[Haskell-cafe] invalid character encoding
wolfgang.thaller at gmx.net
Sat Mar 19 01:10:12 EST 2005
Glynn Clements wrote:
> OK, so the intermediate string will be nonsense if ISO-8859-1 isn't
> the correct encoding, but that doesn't actually matter a lot of the
> time; frequently, you're just grabbing a "blob" of data from one
> function and passing it to another.
Yes. Of course, this also means that Strings representing non-ASCII
filenames will *always* be nonsense on Mac OS X and other UTF8-based
> The problems will only appear once you start dealing with fallible or
> non-reversible encodings such as UTF-8 or ISO-2022.
In what way is ISO-2022 non-reversible? Is it possible that a ISO-2022
file name that is converted to Unicode cannot be converted back any
more (assuming you know for sure that it was ISO-2022 in the first
> Of course, it's quite possible that the only test cases will be people
> using UTF-8-only (or even ASCII-only) systems, in which case you won't
> see any problems.
I'm kind of hoping that we can just ignore a problem that is so rare
that a large and well-known project like GTK2 can get away with
ignoring it.
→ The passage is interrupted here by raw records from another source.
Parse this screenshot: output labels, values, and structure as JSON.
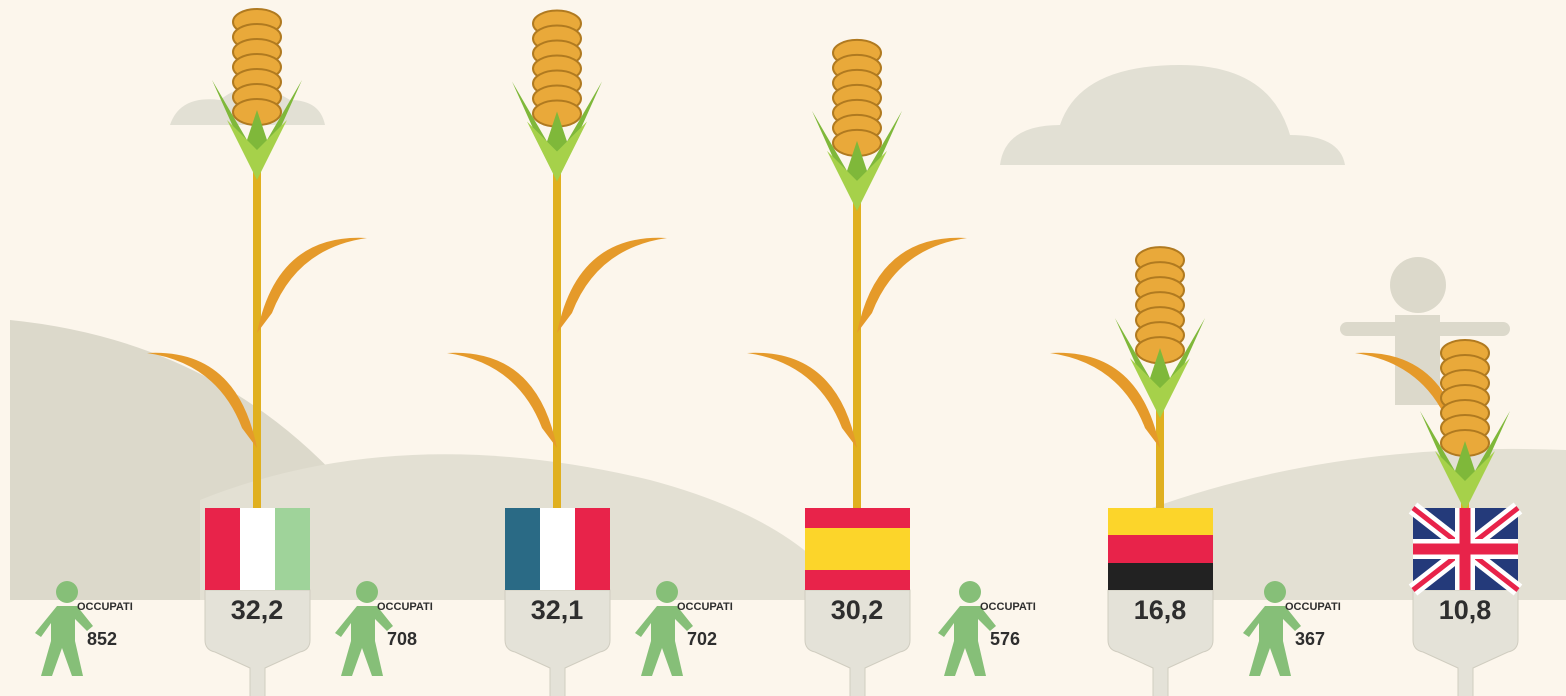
{
  "chart_data": {
    "type": "corn",
    "values": [
      32.2,
      32.1,
      30.2,
      16.8,
      10.8
    ],
    "value_labels": [
      "32,2",
      "32,1",
      "30,2",
      "16,8",
      "10,8"
    ],
    "occupati_label": "OCCUPATI",
    "occupati": [
      852,
      708,
      702,
      576,
      367
    ]
  }
}
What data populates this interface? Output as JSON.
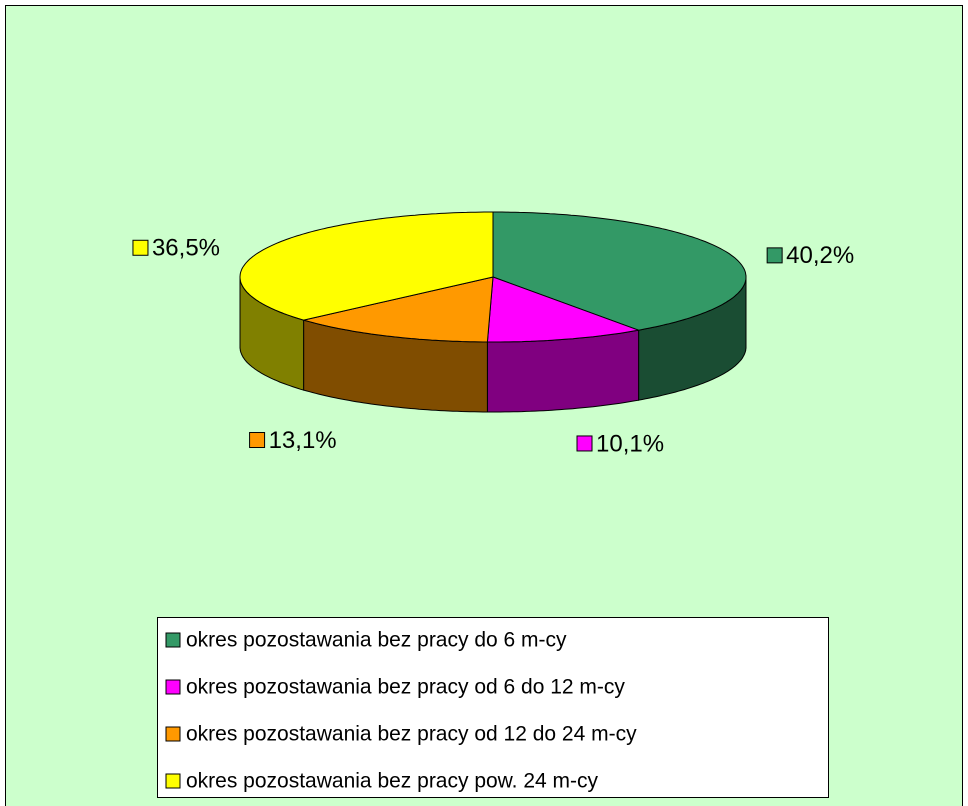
{
  "chart_data": {
    "type": "pie3d",
    "categories": [
      "okres pozostawania bez pracy do 6 m-cy",
      "okres pozostawania bez pracy od 6 do 12 m-cy",
      "okres pozostawania bez pracy od 12 do 24 m-cy",
      "okres pozostawania bez pracy pow. 24 m-cy"
    ],
    "values": [
      40.2,
      10.1,
      13.1,
      36.5
    ],
    "value_labels": [
      "40,2%",
      "10,1%",
      "13,1%",
      "36,5%"
    ],
    "colors": [
      "#339966",
      "#ff00ff",
      "#ff9900",
      "#ffff00"
    ],
    "legend": "bottom"
  }
}
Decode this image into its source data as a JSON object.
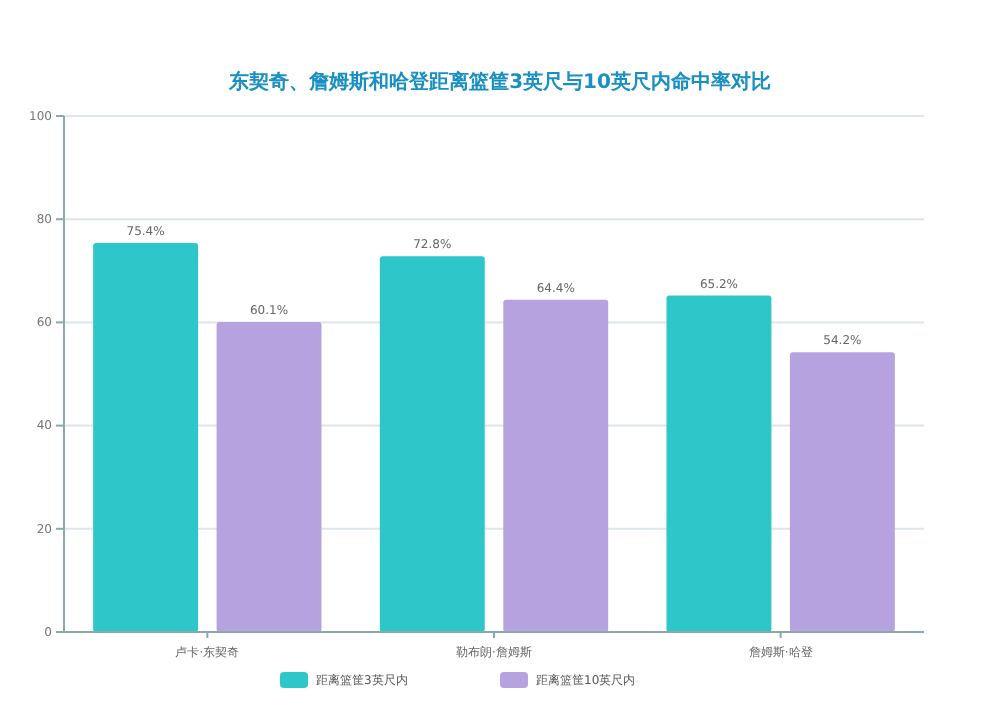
{
  "chart_data": {
    "type": "bar",
    "title": "东契奇、詹姆斯和哈登距离篮筐3英尺与10英尺内命中率对比",
    "categories": [
      "卢卡·东契奇",
      "勒布朗·詹姆斯",
      "詹姆斯·哈登"
    ],
    "series": [
      {
        "name": "距离篮筐3英尺内",
        "color": "#2ec7c9",
        "values": [
          75.4,
          72.8,
          65.2
        ],
        "value_labels": [
          "75.4%",
          "72.8%",
          "65.2%"
        ]
      },
      {
        "name": "距离篮筐10英尺内",
        "color": "#b6a2de",
        "values": [
          60.1,
          64.4,
          54.2
        ],
        "value_labels": [
          "60.1%",
          "64.4%",
          "54.2%"
        ]
      }
    ],
    "ylim": [
      0,
      100
    ],
    "yticks": [
      0,
      20,
      40,
      60,
      80,
      100
    ],
    "grid": "y",
    "legend": "bottom"
  }
}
Also, IIRC, Java strings are supposed to be unicode, too -
how do they deal with the problem?
>> So we can't do Unicode-based I18N because there exist a few unix
>> systems with messed-up file systems?
> Declaring such systems to be "messed up" won't make the problems go
> away. If a design doesn't work in reality, it's the fault of the
> design, not of reality.
In general, yes. But we're not talking about all of reality here, we're
talking about one small part of reality - the question is, can the part
of reality where the design doesn't work be ignored?
For example, as soon as we use any kind of path names in our APIs, we
are ignoring reality on good old "Classic" Mac OS (may it rest in
piece). Path names don't always uniquely denote a file there (although
they do most of the time). People writing cross-platform software have
been ignoring this fact for a long time now.
I think that if we wait long enough, the filename encoding problems
will become irrelevant and we will live in an ideal world where unicode
actually works. Maybe next year, maybe only in ten years. And while we
are arguing about how far we are from that ideal world, we should think
about alternatives. The current hack is really just a hack, and I don't
want to see this hack become the new accepted standard.
Do we have other alternatives? Preferably something that provides other
advantages over a unicode String than just making things work on
systems that many users never encounter, otherwise almost no one will
bother to use it. So maybe we should start looking for _other_ reasons
to represent file names and paths by an abstract datatype or something?